RE: LSIDs and ontology segmentation

> > If o2 owl:imports o1, o2 is tightly bound to o1.  If I want 
> to develop 
> > another ontology say, o3, and want to use the concepts of 
> o2, I must 
> > also have to import the o1 as well.
> I would think an ontology author would only import a second 
> ontology if the terms / concepts within *depended* on terms / 
> concepts in the second ontology, in which case it would 
> follow that a third ontology (or an instance graph) that 
> wanted to use o2  be required to import o1. By depend, I mean 
> for purposes of reasoning.

If owl:import can be selectively done. Then, what is the criteria to do
that?  Then, how the ontology's designer to tell its user its intent.  For
instance, if this must be aligned to ontology and if that is optional etc.

Although this owl:import closure is perhaps a similar issue as the
web-closure, it should easily avoided with careful ontology design and

Or have I misunderstood your interpretation?

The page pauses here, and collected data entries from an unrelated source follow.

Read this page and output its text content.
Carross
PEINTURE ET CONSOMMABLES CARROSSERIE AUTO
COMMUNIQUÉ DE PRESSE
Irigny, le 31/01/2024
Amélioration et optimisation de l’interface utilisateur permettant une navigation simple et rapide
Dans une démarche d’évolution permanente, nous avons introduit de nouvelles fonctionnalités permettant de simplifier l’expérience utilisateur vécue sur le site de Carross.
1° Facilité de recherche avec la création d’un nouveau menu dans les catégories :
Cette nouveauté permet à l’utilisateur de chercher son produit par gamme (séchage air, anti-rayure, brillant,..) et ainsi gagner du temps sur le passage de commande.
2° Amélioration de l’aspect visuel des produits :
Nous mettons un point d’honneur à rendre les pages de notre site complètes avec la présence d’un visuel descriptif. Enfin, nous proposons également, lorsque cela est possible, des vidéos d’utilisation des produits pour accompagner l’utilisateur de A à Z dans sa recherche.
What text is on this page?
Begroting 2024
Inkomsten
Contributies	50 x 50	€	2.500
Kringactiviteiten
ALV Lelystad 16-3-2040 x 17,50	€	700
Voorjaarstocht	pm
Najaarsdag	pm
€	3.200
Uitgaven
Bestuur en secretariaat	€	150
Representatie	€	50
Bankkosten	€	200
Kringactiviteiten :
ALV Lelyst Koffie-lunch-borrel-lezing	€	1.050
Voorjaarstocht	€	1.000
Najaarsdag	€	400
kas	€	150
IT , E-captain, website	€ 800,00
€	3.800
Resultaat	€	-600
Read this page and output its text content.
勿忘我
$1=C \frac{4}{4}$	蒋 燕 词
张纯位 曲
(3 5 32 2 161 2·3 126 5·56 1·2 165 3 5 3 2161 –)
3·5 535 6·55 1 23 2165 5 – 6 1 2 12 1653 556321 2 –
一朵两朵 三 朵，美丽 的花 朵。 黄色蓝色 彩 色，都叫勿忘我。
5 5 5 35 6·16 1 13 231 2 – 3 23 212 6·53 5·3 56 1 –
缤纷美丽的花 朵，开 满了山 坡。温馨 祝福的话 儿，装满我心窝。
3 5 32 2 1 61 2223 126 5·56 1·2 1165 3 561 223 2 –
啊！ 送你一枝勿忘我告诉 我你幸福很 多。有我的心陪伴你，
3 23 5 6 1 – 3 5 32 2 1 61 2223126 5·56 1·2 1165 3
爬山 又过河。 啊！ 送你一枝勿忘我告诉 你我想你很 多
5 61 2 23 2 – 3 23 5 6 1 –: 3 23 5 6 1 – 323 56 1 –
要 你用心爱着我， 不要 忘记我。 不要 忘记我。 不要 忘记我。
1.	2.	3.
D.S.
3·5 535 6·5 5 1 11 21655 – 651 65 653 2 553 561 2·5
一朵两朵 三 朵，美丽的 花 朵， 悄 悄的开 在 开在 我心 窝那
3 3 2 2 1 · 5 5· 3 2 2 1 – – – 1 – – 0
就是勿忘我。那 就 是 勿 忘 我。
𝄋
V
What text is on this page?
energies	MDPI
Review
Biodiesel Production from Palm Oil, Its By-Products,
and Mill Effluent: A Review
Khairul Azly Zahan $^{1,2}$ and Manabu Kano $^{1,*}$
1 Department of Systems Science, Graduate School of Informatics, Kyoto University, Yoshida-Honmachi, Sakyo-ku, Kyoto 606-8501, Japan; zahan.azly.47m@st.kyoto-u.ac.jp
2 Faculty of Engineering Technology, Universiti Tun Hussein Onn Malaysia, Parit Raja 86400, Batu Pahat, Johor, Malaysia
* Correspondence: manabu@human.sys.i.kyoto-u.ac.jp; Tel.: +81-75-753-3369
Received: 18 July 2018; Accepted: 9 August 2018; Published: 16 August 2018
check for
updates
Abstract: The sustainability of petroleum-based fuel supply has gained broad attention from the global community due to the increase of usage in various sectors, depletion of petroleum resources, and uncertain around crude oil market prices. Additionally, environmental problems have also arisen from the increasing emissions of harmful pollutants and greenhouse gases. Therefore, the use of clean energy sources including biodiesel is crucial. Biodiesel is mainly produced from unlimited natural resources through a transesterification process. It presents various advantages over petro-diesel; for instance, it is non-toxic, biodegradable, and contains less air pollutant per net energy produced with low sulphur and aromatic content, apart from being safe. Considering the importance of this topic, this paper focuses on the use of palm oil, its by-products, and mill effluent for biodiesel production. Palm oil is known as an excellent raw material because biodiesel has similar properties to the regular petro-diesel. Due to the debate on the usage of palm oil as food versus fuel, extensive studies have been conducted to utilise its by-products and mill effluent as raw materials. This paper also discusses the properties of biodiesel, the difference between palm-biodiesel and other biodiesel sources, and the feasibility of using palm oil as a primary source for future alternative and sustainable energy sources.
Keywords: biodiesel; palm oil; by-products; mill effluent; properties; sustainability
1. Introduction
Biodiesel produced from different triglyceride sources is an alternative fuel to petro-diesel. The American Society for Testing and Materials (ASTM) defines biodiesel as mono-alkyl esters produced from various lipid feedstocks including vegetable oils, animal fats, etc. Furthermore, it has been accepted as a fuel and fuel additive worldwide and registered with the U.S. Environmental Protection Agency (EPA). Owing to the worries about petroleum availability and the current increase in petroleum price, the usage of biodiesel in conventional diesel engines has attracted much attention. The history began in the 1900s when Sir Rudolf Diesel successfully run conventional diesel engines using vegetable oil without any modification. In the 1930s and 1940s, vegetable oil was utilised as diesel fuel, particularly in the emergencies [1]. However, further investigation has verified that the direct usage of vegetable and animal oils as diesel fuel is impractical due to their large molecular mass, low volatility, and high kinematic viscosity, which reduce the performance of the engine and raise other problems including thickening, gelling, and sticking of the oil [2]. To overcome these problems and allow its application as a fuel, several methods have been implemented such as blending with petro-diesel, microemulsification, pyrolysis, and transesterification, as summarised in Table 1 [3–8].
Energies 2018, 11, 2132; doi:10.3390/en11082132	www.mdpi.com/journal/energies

> >  I must either pay the price,
> > i.e, to be forced into using o1. Or impossible because I might have 
> > some assertions in o3 that might incur inconsistency with 
> o1 but not 
> > necessarily o2.
> Once again, if o1 is imported from o2 because it relies on 
> the terms in o2, there wouldn't be any inconsistencies, and 
> if there are it is more likely due to improper fragmentation 
> / linking by the author than a unintended / unexpected use of 
> the ontology terms.

Not really.  Especially, in science, we first need to agree that
disagreement exist.  

Also, there is an ontology evolution and management issue here.  For
example, if I develop a 2D gel ontology and temporarily aligned to a general
ontology, for instance, the BOSS.  But after the HCLS group finished the
development of a, say HCLS-Experiment ontology, how should I change my
alignment of the Gel ontology to HCLS-Experiment without breaking existing
applications that depend on the Gel/BOSS to function?